W. J. Merline, C. R. Chapman, B. Bierhaus, S. Brooks (SwRI), J. Moore (NASA Ames), J. E. Klemaszewski, R. Greeley (ASU), Galileo Imaging Team

To understand the impactor populations in the Jupiter system and crater-degradation processes on Callisto, we have analyzed images returned from the Galileo prime mission. Callisto was observed on 8 of 11 orbits; it was the prime target on 3 orbits, with resolutions as good as about 40 m/pixel. These data have led to several surprises, relative to the impression from Voyager data that Callisto is an inactive world with a surface saturated with craters.

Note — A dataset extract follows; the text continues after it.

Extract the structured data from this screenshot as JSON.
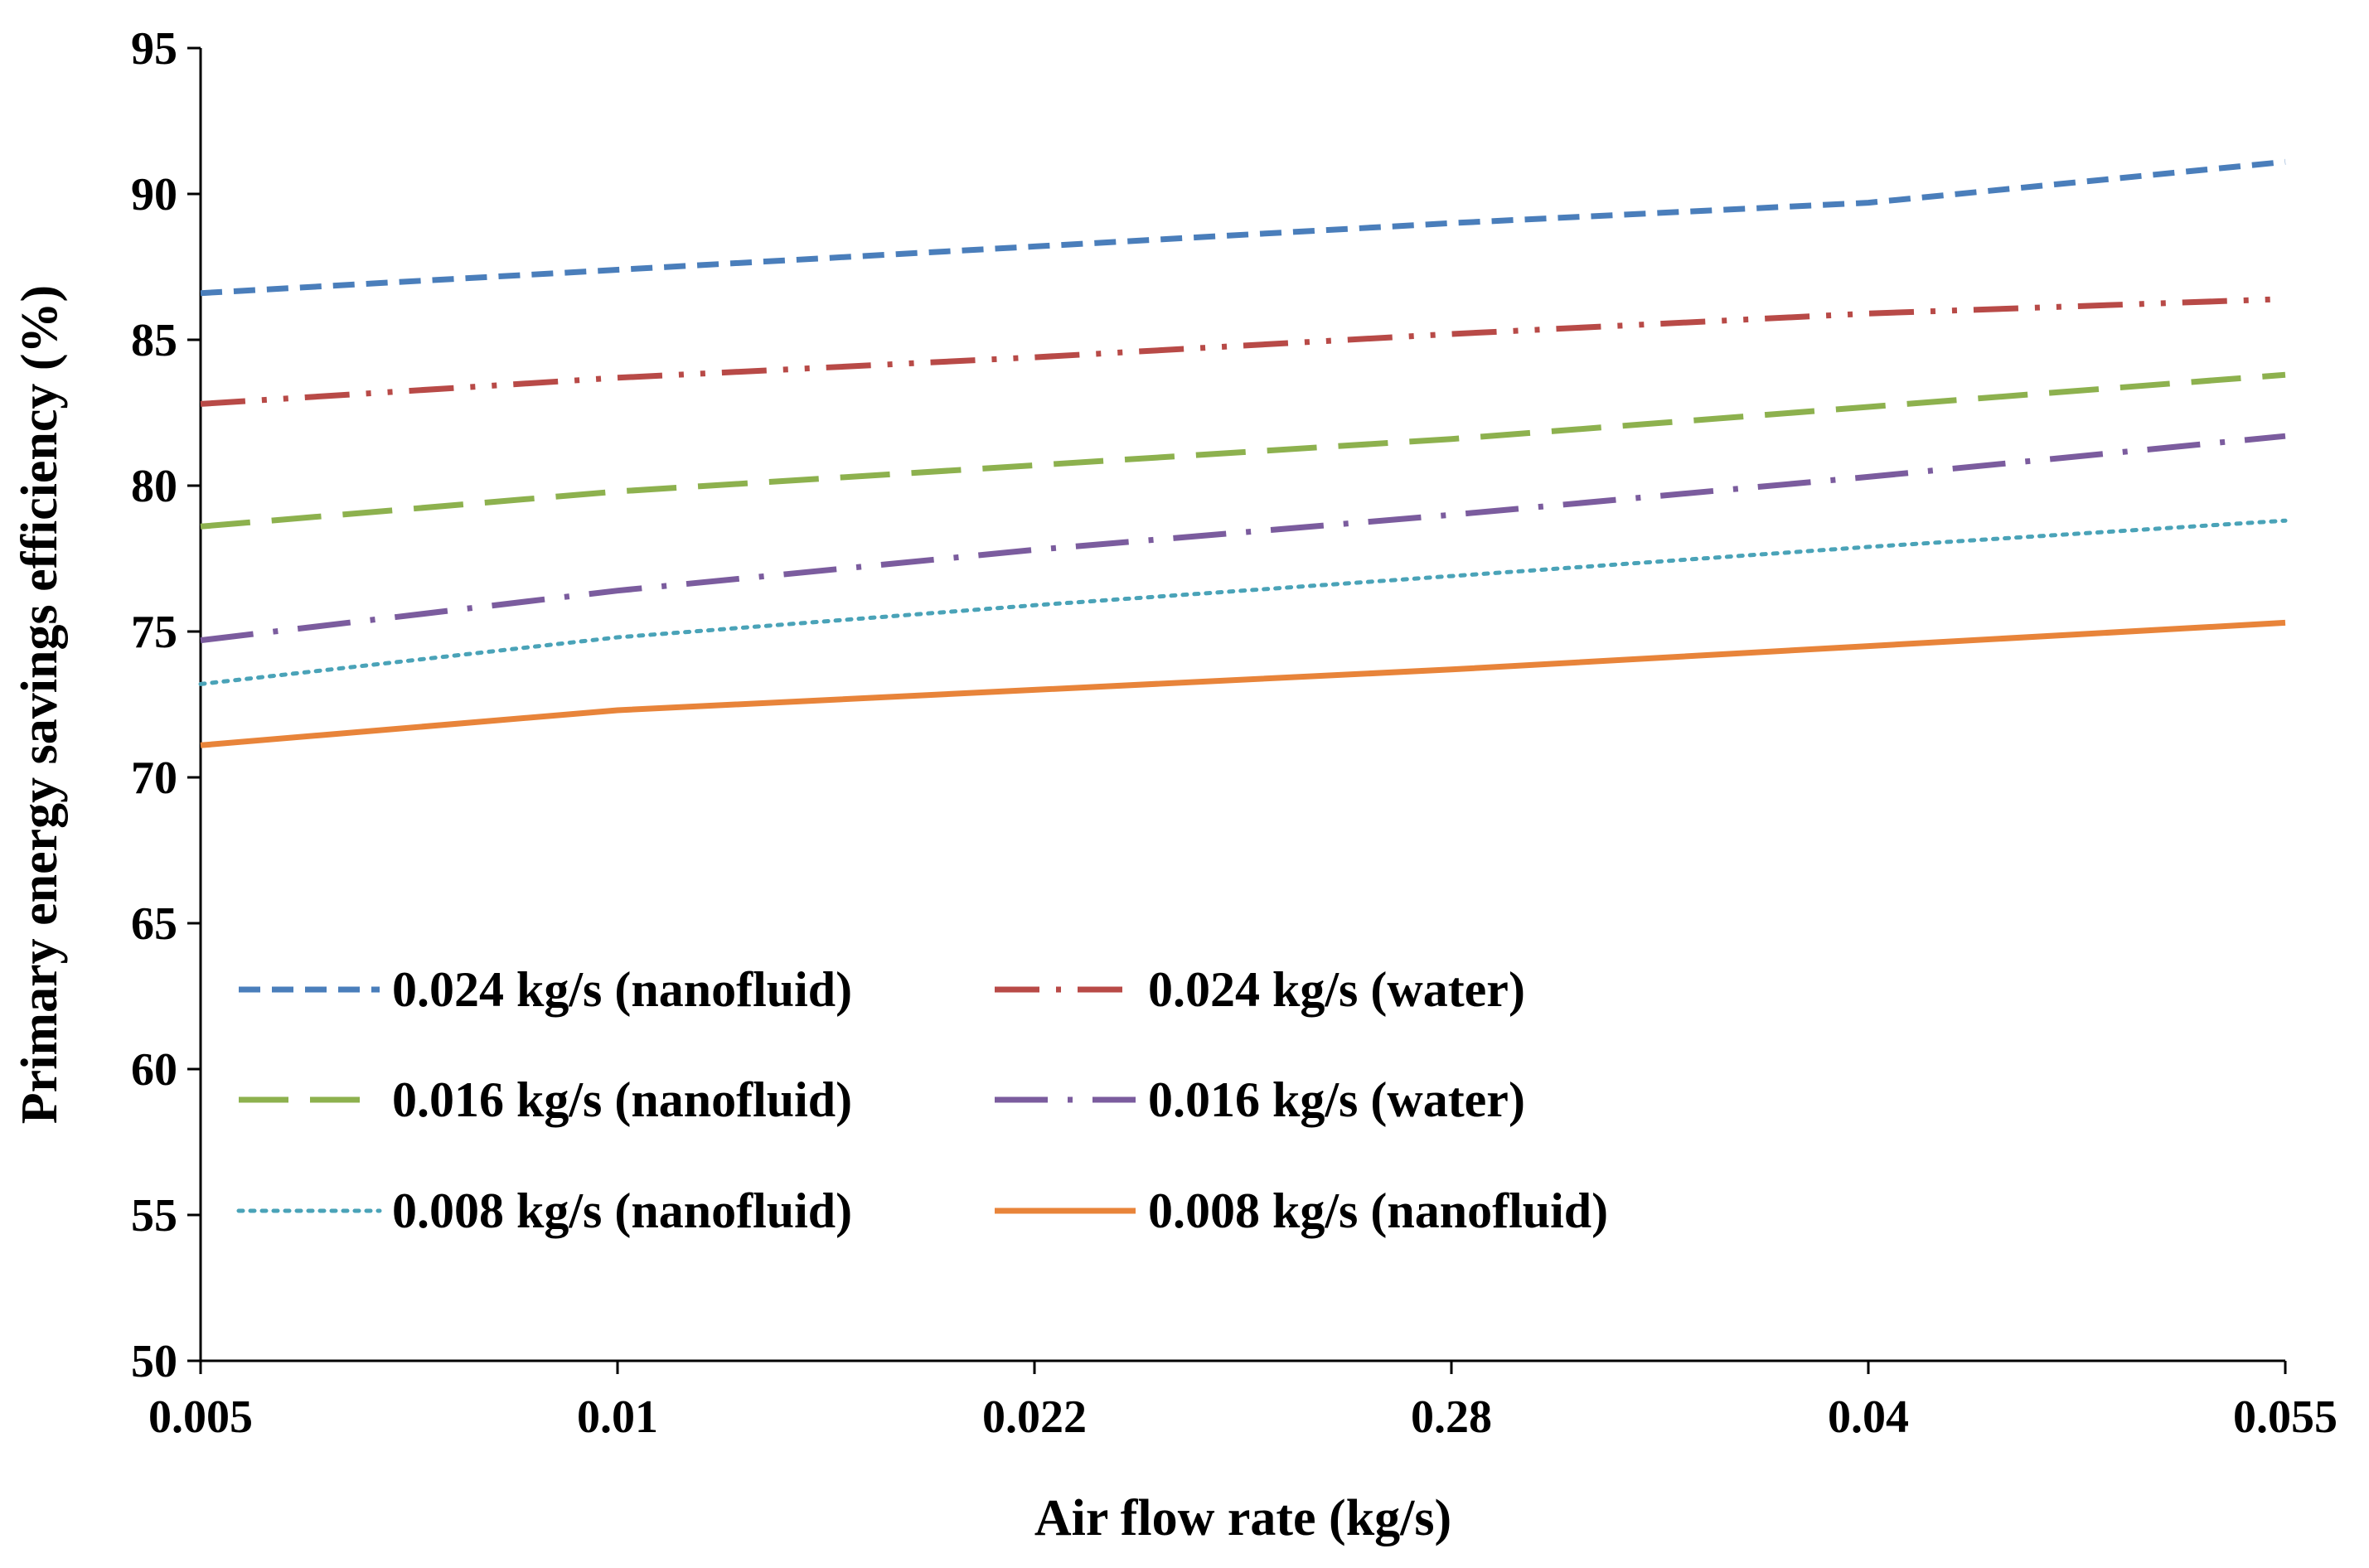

Our analysis of the first Galileo images of Callisto, revealed a distinct lack of small craters. While we confirmed the Voyager conclusion that Callisto's large crater (over 10 km) density approaches that of the lunar highlands, we also found the density rapidly decreases, relative to saturation, at smaller diameters. There is clear evidence for a pervasive blanketing of material over Callisto's surface. However, the depletion of craters with size is so steep that it cannot be explained solely by this degradation process. Images from the latter part of the mission and at various locations about the surface, show the same paucity of craters, indicating that this is a global phenomenon.

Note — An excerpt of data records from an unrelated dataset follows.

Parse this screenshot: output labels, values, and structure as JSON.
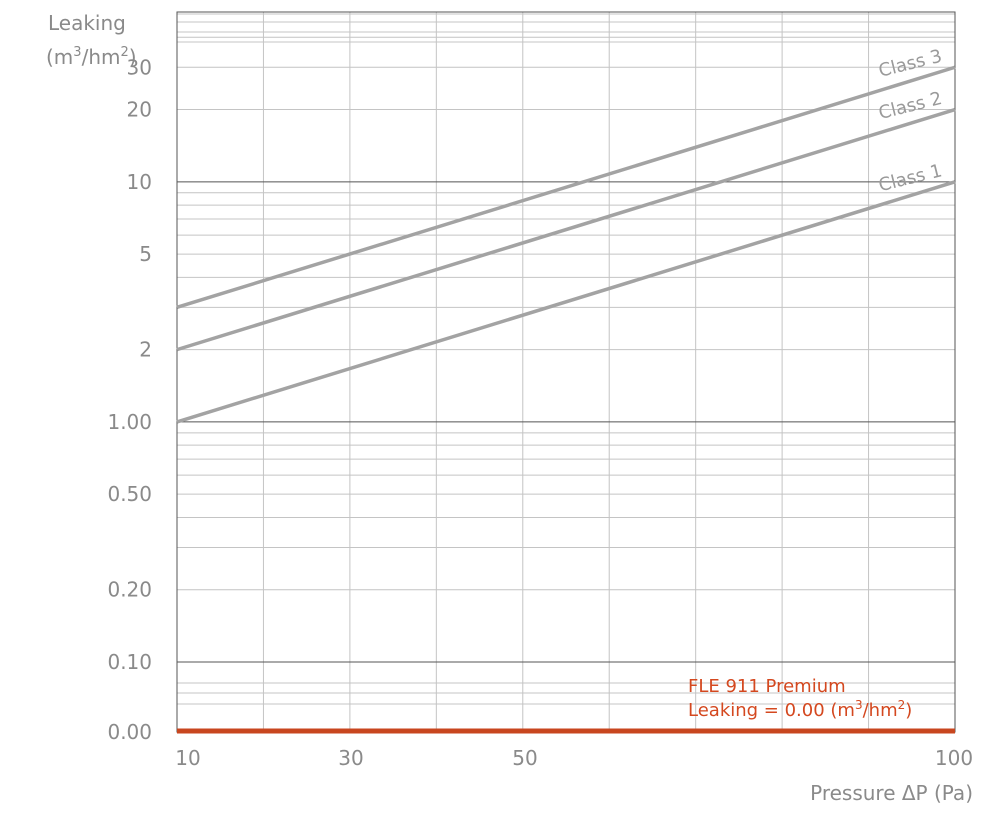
{
  "chart_data": {
    "type": "line",
    "ylabel": {
      "line1": "Leaking",
      "line2_prefix": "(m",
      "line2_sup1": "3",
      "line2_mid": "/hm",
      "line2_sup2": "2",
      "line2_suffix": ")"
    },
    "xlabel": "Pressure ΔP (Pa)",
    "x_scale": "log",
    "y_scale": "log",
    "xlim": [
      10,
      100
    ],
    "ylim": [
      0.1,
      50
    ],
    "x_ticks": [
      {
        "value": 10,
        "label": "10"
      },
      {
        "value": 30,
        "label": "30"
      },
      {
        "value": 50,
        "label": "50"
      },
      {
        "value": 100,
        "label": "100"
      }
    ],
    "y_ticks": [
      {
        "value": 0.1,
        "label": "0.10"
      },
      {
        "value": 0.2,
        "label": "0.20"
      },
      {
        "value": 0.5,
        "label": "0.50"
      },
      {
        "value": 1,
        "label": "1.00"
      },
      {
        "value": 2,
        "label": "2"
      },
      {
        "value": 5,
        "label": "5"
      },
      {
        "value": 10,
        "label": "10"
      },
      {
        "value": 20,
        "label": "20"
      },
      {
        "value": 30,
        "label": "30"
      }
    ],
    "zero_label": "0.00",
    "series": [
      {
        "name": "Class 1",
        "x": [
          10,
          100
        ],
        "y": [
          1,
          10
        ]
      },
      {
        "name": "Class 2",
        "x": [
          10,
          100
        ],
        "y": [
          2,
          20
        ]
      },
      {
        "name": "Class 3",
        "x": [
          10,
          100
        ],
        "y": [
          3,
          30
        ]
      }
    ],
    "product_line": {
      "value": 0.0,
      "label_line1": "FLE  911  Premium",
      "label_line2_prefix": "Leaking = 0.00  (m",
      "label_line2_sup1": "3",
      "label_line2_mid": "/hm",
      "label_line2_sup2": "2",
      "label_line2_suffix": ")"
    },
    "grid": true,
    "colors": {
      "series": "#a3a3a3",
      "grid_minor": "#c4c4c4",
      "grid_major": "#555555",
      "product": "#c8461f",
      "text": "#8a8a8a"
    }
  }
}
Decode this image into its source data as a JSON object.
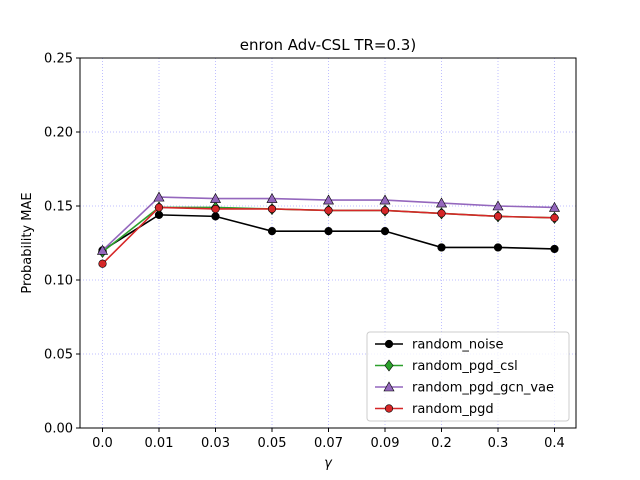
{
  "chart_data": {
    "type": "line",
    "title": "enron Adv-CSL TR=0.3)",
    "xlabel": "γ",
    "ylabel": "Probability MAE",
    "categories": [
      "0.0",
      "0.01",
      "0.03",
      "0.05",
      "0.07",
      "0.09",
      "0.2",
      "0.3",
      "0.4"
    ],
    "ylim": [
      0.0,
      0.25
    ],
    "yticks": [
      "0.00",
      "0.05",
      "0.10",
      "0.15",
      "0.20",
      "0.25"
    ],
    "grid": true,
    "legend_position": "lower-right",
    "series": [
      {
        "name": "random_noise",
        "color": "#000000",
        "marker": "circle",
        "values": [
          0.12,
          0.144,
          0.143,
          0.133,
          0.133,
          0.133,
          0.122,
          0.122,
          0.121
        ]
      },
      {
        "name": "random_pgd_csl",
        "color": "#2ca02c",
        "marker": "diamond",
        "values": [
          0.119,
          0.149,
          0.149,
          0.148,
          0.147,
          0.147,
          0.145,
          0.143,
          0.142
        ]
      },
      {
        "name": "random_pgd_gcn_vae",
        "color": "#9467bd",
        "marker": "triangle",
        "values": [
          0.12,
          0.156,
          0.155,
          0.155,
          0.154,
          0.154,
          0.152,
          0.15,
          0.149
        ]
      },
      {
        "name": "random_pgd",
        "color": "#d62728",
        "marker": "circle",
        "values": [
          0.111,
          0.149,
          0.148,
          0.148,
          0.147,
          0.147,
          0.145,
          0.143,
          0.142
        ]
      }
    ]
  }
}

By comparison with the small crater population on Ganymede, which has a similar impactor population but perhaps different degradation processes, we have estimated the relative effects of impactor flux versus degradation. We find crater densities about 5 times higher on Ganymede (at diameters of 500 m) than on Callisto, indicating an augmented, ongoing, small-crater degradation process on Callisto, beyond that on Ganymede.

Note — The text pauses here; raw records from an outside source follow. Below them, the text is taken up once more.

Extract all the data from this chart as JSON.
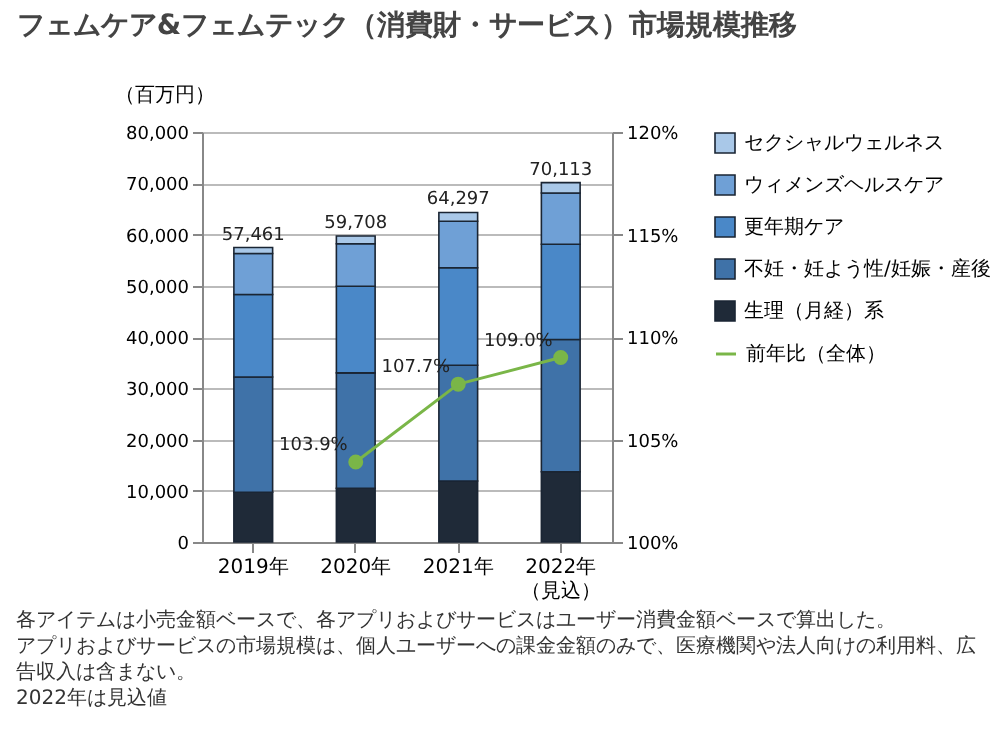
{
  "chart_data": {
    "type": "bar",
    "title": "フェムケア&フェムテック（消費財・サービス）市場規模推移",
    "ylabel": "（百万円）",
    "categories": [
      "2019年",
      "2020年",
      "2021年",
      "2022年（見込）"
    ],
    "stacked": true,
    "ylim": [
      0,
      80000
    ],
    "yticks": [
      0,
      {
        "value": 10000,
        "label": "10,000"
      },
      {
        "value": 20000,
        "label": "20,000"
      },
      {
        "value": 30000,
        "label": "30,000"
      },
      {
        "value": 40000,
        "label": "40,000"
      },
      {
        "value": 50000,
        "label": "50,000"
      },
      {
        "value": 60000,
        "label": "60,000"
      },
      {
        "value": 70000,
        "label": "70,000"
      },
      {
        "value": 80000,
        "label": "80,000"
      }
    ],
    "y2lim": [
      100,
      120
    ],
    "y2ticks": [
      {
        "value": 100,
        "label": "100%"
      },
      {
        "value": 105,
        "label": "105%"
      },
      {
        "value": 110,
        "label": "110%"
      },
      {
        "value": 115,
        "label": "115%"
      },
      {
        "value": 120,
        "label": "120%"
      }
    ],
    "grid": "y",
    "legend": "right",
    "marker": "circle",
    "totals": [
      "57,461",
      "59,708",
      "64,297",
      "70,113"
    ],
    "series": [
      {
        "name": "生理（月経）系",
        "color": "#1f2a38",
        "values": [
          9700,
          10500,
          11900,
          13700
        ]
      },
      {
        "name": "不妊・妊よう性/妊娠・産後",
        "color": "#3f72a8",
        "values": [
          22500,
          22500,
          22600,
          25800
        ]
      },
      {
        "name": "更年期ケア",
        "color": "#4a88c8",
        "values": [
          16100,
          16900,
          19000,
          18600
        ]
      },
      {
        "name": "ウィメンズヘルスケア",
        "color": "#6fa0d6",
        "values": [
          8000,
          8300,
          9100,
          10000
        ]
      },
      {
        "name": "セクシャルウェルネス",
        "color": "#a9c8e8",
        "values": [
          1161,
          1508,
          1697,
          2013
        ]
      },
      {
        "name": "前年比（全体）",
        "type": "line",
        "axis": "y2",
        "color": "#7ab648",
        "values": [
          null,
          103.9,
          107.7,
          109.0
        ],
        "value_labels": [
          null,
          "103.9%",
          "107.7%",
          "109.0%"
        ]
      }
    ],
    "annotations": [
      "各アイテムは小売金額ベースで、各アプリおよびサービスはユーザー消費金額ベースで算出した。",
      "アプリおよびサービスの市場規模は、個人ユーザーへの課金金額のみで、医療機関や法人向けの利用料、広告収入は含まない。",
      "2022年は見込値"
    ]
  }
}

Secondary craters and other, possibly endogenic, features affect our interpretation of the primary small-crater population. For example, we detected a population of ``pits", irregular-shaped depressions having a monomodal size distribution (at about 1 km) in images taken near the Valhalla ring structure on orbit C9. These depressions are oblong, with the long axis directed neither radial nor tangential to the ring structure or other major features.